OctoblocksAssemble · 17/12/2023 09:56

Thanks for all the comments. Dd slept a bit better last night, so I'm feeling less negative. Kids are early primary, so they are at least excited (and over hyped) for Christmas. I wouldn't say I go overboard at all, the food is all pre-prepped from the supermarket as I've learned from previous years that cooking from scratch whilst the kids nag me to play just isn't worth it. Oddly enough I do treasure all the cute little moments, enjoy the school carols etc. It's only when it comes to stuff I had a set way of celebrating that I struggle with not being free to do my thing.

OP posts:
BoulderOpal · 17/12/2023 09:58

Yanbu

EarringsandLipstick · 17/12/2023 10:05

YANBU OP.

Mine are 12, 14, 16 now, and I'm a single parent (have been since they were small).

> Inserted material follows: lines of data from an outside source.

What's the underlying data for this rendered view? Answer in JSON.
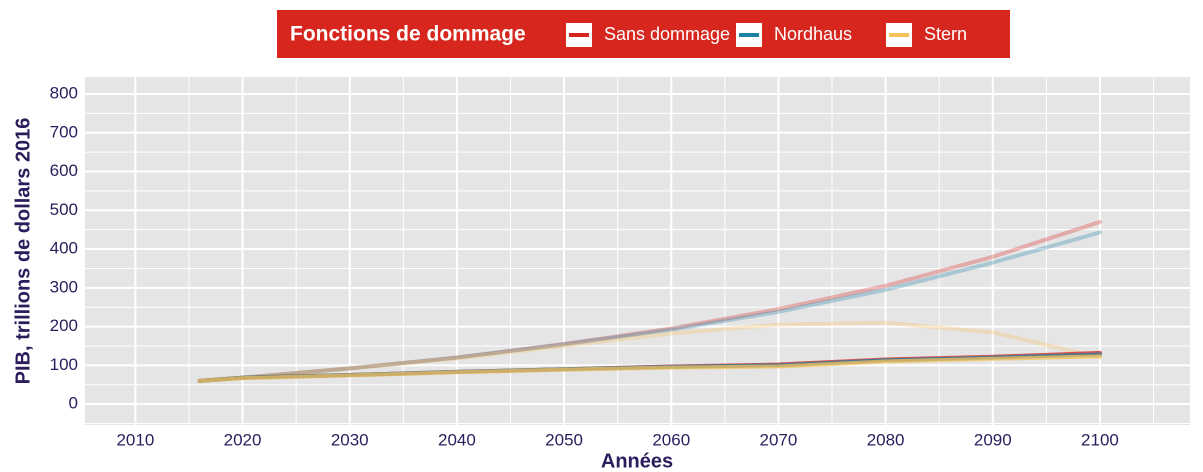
{
  "chart_data": {
    "type": "line",
    "legend_title": "Fonctions de dommage",
    "xlabel": "Années",
    "ylabel": "PIB, trillions de dollars 2016",
    "x": [
      2016,
      2020,
      2030,
      2040,
      2050,
      2060,
      2070,
      2080,
      2090,
      2100
    ],
    "series": [
      {
        "name": "Sans dommage",
        "color": "#d7261e",
        "values": [
          60,
          68,
          75,
          83,
          90,
          97,
          102,
          115,
          122,
          132
        ],
        "faded_values": [
          60,
          68,
          92,
          120,
          155,
          195,
          245,
          305,
          380,
          470
        ]
      },
      {
        "name": "Nordhaus",
        "color": "#1f80a8",
        "values": [
          60,
          68,
          75,
          83,
          90,
          96,
          100,
          113,
          120,
          128
        ],
        "faded_values": [
          60,
          68,
          92,
          120,
          154,
          192,
          238,
          295,
          365,
          443
        ]
      },
      {
        "name": "Stern",
        "color": "#f5c15a",
        "values": [
          60,
          67,
          74,
          82,
          89,
          94,
          97,
          110,
          117,
          123
        ],
        "faded_values": [
          60,
          68,
          92,
          118,
          150,
          182,
          205,
          210,
          185,
          120
        ]
      }
    ],
    "xlim": [
      2005.3,
      2108.4
    ],
    "xticks": [
      2010,
      2020,
      2030,
      2040,
      2050,
      2060,
      2070,
      2080,
      2090,
      2100
    ],
    "ylim": [
      -54,
      844
    ],
    "yticks": [
      0,
      100,
      200,
      300,
      400,
      500,
      600,
      700,
      800
    ],
    "grid": true,
    "legend_position": "top"
  }
}
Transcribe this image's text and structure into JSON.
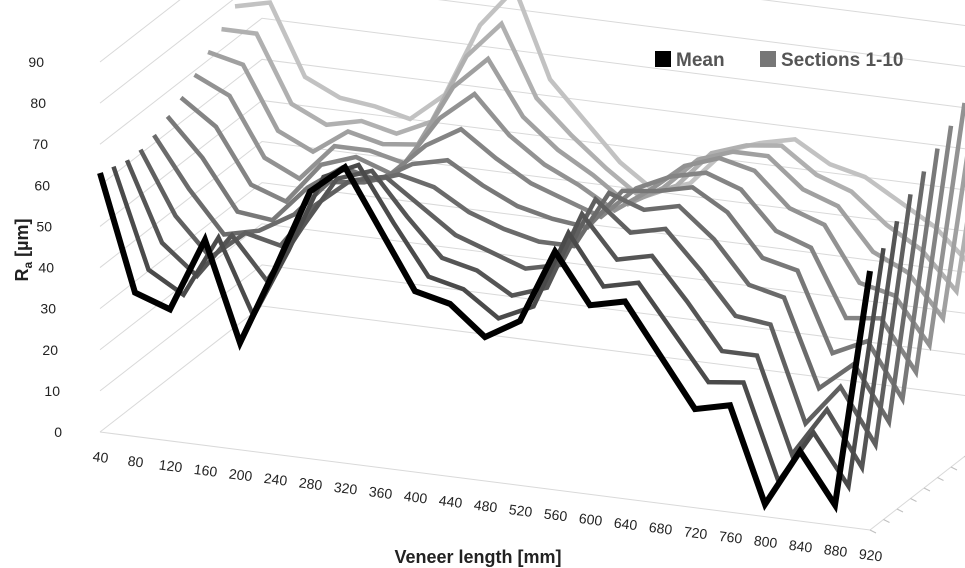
{
  "chart_data": {
    "type": "line",
    "subtype": "3d-line",
    "xlabel": "Veneer length [mm]",
    "ylabel_main": "R",
    "ylabel_sub": "a",
    "ylabel_unit": " [µm]",
    "ylim": [
      0,
      90
    ],
    "yticks": [
      "0",
      "10",
      "20",
      "30",
      "40",
      "50",
      "60",
      "70",
      "80",
      "90"
    ],
    "categories": [
      "40",
      "80",
      "120",
      "160",
      "200",
      "240",
      "280",
      "320",
      "360",
      "400",
      "440",
      "480",
      "520",
      "560",
      "600",
      "640",
      "680",
      "720",
      "760",
      "800",
      "840",
      "880",
      "920"
    ],
    "legend": [
      {
        "label": "Mean",
        "color": "#000000"
      },
      {
        "label": "Sections 1-10",
        "color": "#777777"
      }
    ],
    "legend_position": "top-right",
    "grid": true,
    "series": [
      {
        "name": "Mean",
        "color": "#000000",
        "values": [
          63,
          35,
          32,
          50,
          26,
          45,
          65,
          72,
          58,
          44,
          42,
          35,
          40,
          58,
          46,
          48,
          36,
          24,
          26,
          3,
          17,
          5,
          63
        ]
      },
      {
        "color": "#4a4a4a",
        "values": [
          62,
          38,
          33,
          48,
          30,
          47,
          66,
          70,
          57,
          45,
          43,
          37,
          41,
          60,
          48,
          50,
          39,
          28,
          29,
          6,
          19,
          7,
          66
        ]
      },
      {
        "color": "#555555",
        "values": [
          61,
          42,
          35,
          46,
          36,
          50,
          63,
          66,
          56,
          47,
          45,
          40,
          43,
          62,
          52,
          54,
          44,
          33,
          33,
          10,
          22,
          9,
          70
        ]
      },
      {
        "color": "#606060",
        "values": [
          61,
          46,
          37,
          44,
          42,
          53,
          60,
          62,
          56,
          50,
          47,
          44,
          46,
          63,
          56,
          58,
          49,
          39,
          38,
          15,
          25,
          12,
          74
        ]
      },
      {
        "color": "#6b6b6b",
        "values": [
          62,
          50,
          40,
          42,
          47,
          56,
          57,
          60,
          58,
          53,
          50,
          48,
          48,
          62,
          59,
          61,
          54,
          44,
          42,
          21,
          28,
          15,
          77
        ]
      },
      {
        "color": "#787878",
        "values": [
          64,
          55,
          43,
          42,
          51,
          57,
          55,
          60,
          62,
          57,
          53,
          51,
          50,
          60,
          61,
          63,
          58,
          48,
          46,
          27,
          31,
          18,
          80
        ]
      },
      {
        "color": "#848484",
        "values": [
          66,
          60,
          47,
          44,
          54,
          57,
          54,
          62,
          67,
          61,
          56,
          53,
          50,
          58,
          62,
          64,
          61,
          52,
          49,
          33,
          34,
          22,
          83
        ]
      },
      {
        "color": "#929292",
        "values": [
          69,
          65,
          51,
          47,
          56,
          56,
          54,
          66,
          73,
          64,
          58,
          54,
          49,
          55,
          62,
          65,
          63,
          55,
          52,
          39,
          37,
          26,
          86
        ]
      },
      {
        "color": "#a0a0a0",
        "values": [
          72,
          70,
          55,
          51,
          57,
          55,
          56,
          71,
          79,
          66,
          59,
          54,
          48,
          53,
          61,
          64,
          64,
          57,
          54,
          44,
          40,
          30,
          88
        ]
      },
      {
        "color": "#b0b0b0",
        "values": [
          75,
          75,
          59,
          55,
          57,
          55,
          59,
          76,
          85,
          68,
          60,
          53,
          47,
          51,
          60,
          63,
          64,
          58,
          55,
          48,
          43,
          34,
          90
        ]
      },
      {
        "color": "#c2c2c2",
        "values": [
          78,
          80,
          63,
          59,
          58,
          56,
          63,
          81,
          91,
          70,
          61,
          52,
          46,
          49,
          58,
          61,
          63,
          58,
          56,
          51,
          46,
          38,
          91
        ]
      }
    ]
  }
}
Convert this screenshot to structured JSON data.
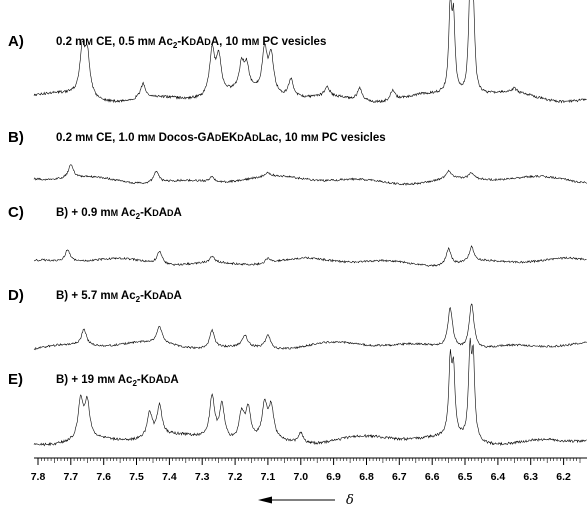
{
  "chart_data": {
    "type": "line",
    "xlabel": "δ",
    "xlim": [
      7.8,
      6.15
    ],
    "x_axis_reversed": true,
    "x_ticks": [
      "7.8",
      "7.7",
      "7.6",
      "7.5",
      "7.4",
      "7.3",
      "7.2",
      "7.1",
      "7.0",
      "6.9",
      "6.8",
      "6.7",
      "6.6",
      "6.5",
      "6.4",
      "6.3",
      "6.2"
    ],
    "grid": false,
    "panels": [
      {
        "letter": "A)",
        "caption": {
          "pre": "0.2 ",
          "mm": "mM",
          "mid": " CE, 0.5 ",
          "mm2": "mM",
          "post": " Ac",
          "sub": "2",
          "tail": "-KDADA, 10 mM PC vesicles"
        },
        "caption_text": "0.2 mM CE, 0.5 mM Ac2-KDADA, 10 mM PC vesicles",
        "peaks": [
          {
            "x": 7.665,
            "h": 0.55
          },
          {
            "x": 7.65,
            "h": 0.5
          },
          {
            "x": 7.48,
            "h": 0.18
          },
          {
            "x": 7.27,
            "h": 0.55
          },
          {
            "x": 7.25,
            "h": 0.45
          },
          {
            "x": 7.18,
            "h": 0.3
          },
          {
            "x": 7.165,
            "h": 0.28
          },
          {
            "x": 7.11,
            "h": 0.52
          },
          {
            "x": 7.09,
            "h": 0.45
          },
          {
            "x": 7.03,
            "h": 0.22
          },
          {
            "x": 6.92,
            "h": 0.12
          },
          {
            "x": 6.82,
            "h": 0.15
          },
          {
            "x": 6.72,
            "h": 0.12
          },
          {
            "x": 6.545,
            "h": 1.0
          },
          {
            "x": 6.535,
            "h": 0.85
          },
          {
            "x": 6.485,
            "h": 1.15
          },
          {
            "x": 6.475,
            "h": 1.0
          },
          {
            "x": 6.35,
            "h": 0.05
          }
        ]
      },
      {
        "letter": "B)",
        "caption_text": "0.2 mM CE, 1.0 mM Docos-GADEKDADLac, 10 mM PC vesicles",
        "peaks": [
          {
            "x": 7.7,
            "h": 0.22
          },
          {
            "x": 7.44,
            "h": 0.2
          },
          {
            "x": 7.27,
            "h": 0.08
          },
          {
            "x": 7.1,
            "h": 0.06
          },
          {
            "x": 6.55,
            "h": 0.14
          },
          {
            "x": 6.48,
            "h": 0.1
          }
        ]
      },
      {
        "letter": "C)",
        "caption_text": "B) + 0.9 mM Ac2-KDADA",
        "peaks": [
          {
            "x": 7.71,
            "h": 0.2
          },
          {
            "x": 7.43,
            "h": 0.22
          },
          {
            "x": 7.27,
            "h": 0.1
          },
          {
            "x": 7.1,
            "h": 0.08
          },
          {
            "x": 6.55,
            "h": 0.28
          },
          {
            "x": 6.48,
            "h": 0.25
          }
        ]
      },
      {
        "letter": "D)",
        "caption_text": "B) + 5.7 mM Ac2-KDADA",
        "peaks": [
          {
            "x": 7.66,
            "h": 0.25
          },
          {
            "x": 7.43,
            "h": 0.25
          },
          {
            "x": 7.27,
            "h": 0.28
          },
          {
            "x": 7.17,
            "h": 0.18
          },
          {
            "x": 7.1,
            "h": 0.22
          },
          {
            "x": 6.545,
            "h": 0.62
          },
          {
            "x": 6.48,
            "h": 0.7
          }
        ]
      },
      {
        "letter": "E)",
        "caption_text": "B) + 19 mM Ac2-KDADA",
        "peaks": [
          {
            "x": 7.67,
            "h": 0.55
          },
          {
            "x": 7.65,
            "h": 0.5
          },
          {
            "x": 7.46,
            "h": 0.35
          },
          {
            "x": 7.43,
            "h": 0.42
          },
          {
            "x": 7.27,
            "h": 0.6
          },
          {
            "x": 7.24,
            "h": 0.5
          },
          {
            "x": 7.18,
            "h": 0.38
          },
          {
            "x": 7.16,
            "h": 0.42
          },
          {
            "x": 7.11,
            "h": 0.48
          },
          {
            "x": 7.09,
            "h": 0.45
          },
          {
            "x": 7.0,
            "h": 0.15
          },
          {
            "x": 6.545,
            "h": 1.0
          },
          {
            "x": 6.535,
            "h": 0.85
          },
          {
            "x": 6.485,
            "h": 1.15
          },
          {
            "x": 6.475,
            "h": 1.05
          }
        ]
      }
    ]
  }
}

For emotional & financial reasons, Christmas has been hard - I loved it pre-kids & with money!

I'm generally nostalgic but am not in the case of children & Christmas. It's over-laden with expectation & sentimentality, will expose any under-currents of sadness or loneliness and can be stressful.

I'm not quite there but this year have worked very hard on accepting the imperfections of my Christmas, being clear about a plan with my DC, and as they are older now, those small kid demands will be less, and that does allow some of the Christmas pleasures to return.

(The trade off is instead of clamouring for me to play, my 2 DSs will be expecting prolonged time on Xbox & I'll be the one feeling twitchy at no family time. The solution has been already to agree the timings of this, during which I'll walk / run / read, perhaps with DD)

Time to make a plan with your DH that allows you have some time for what you want, even micro elements of same.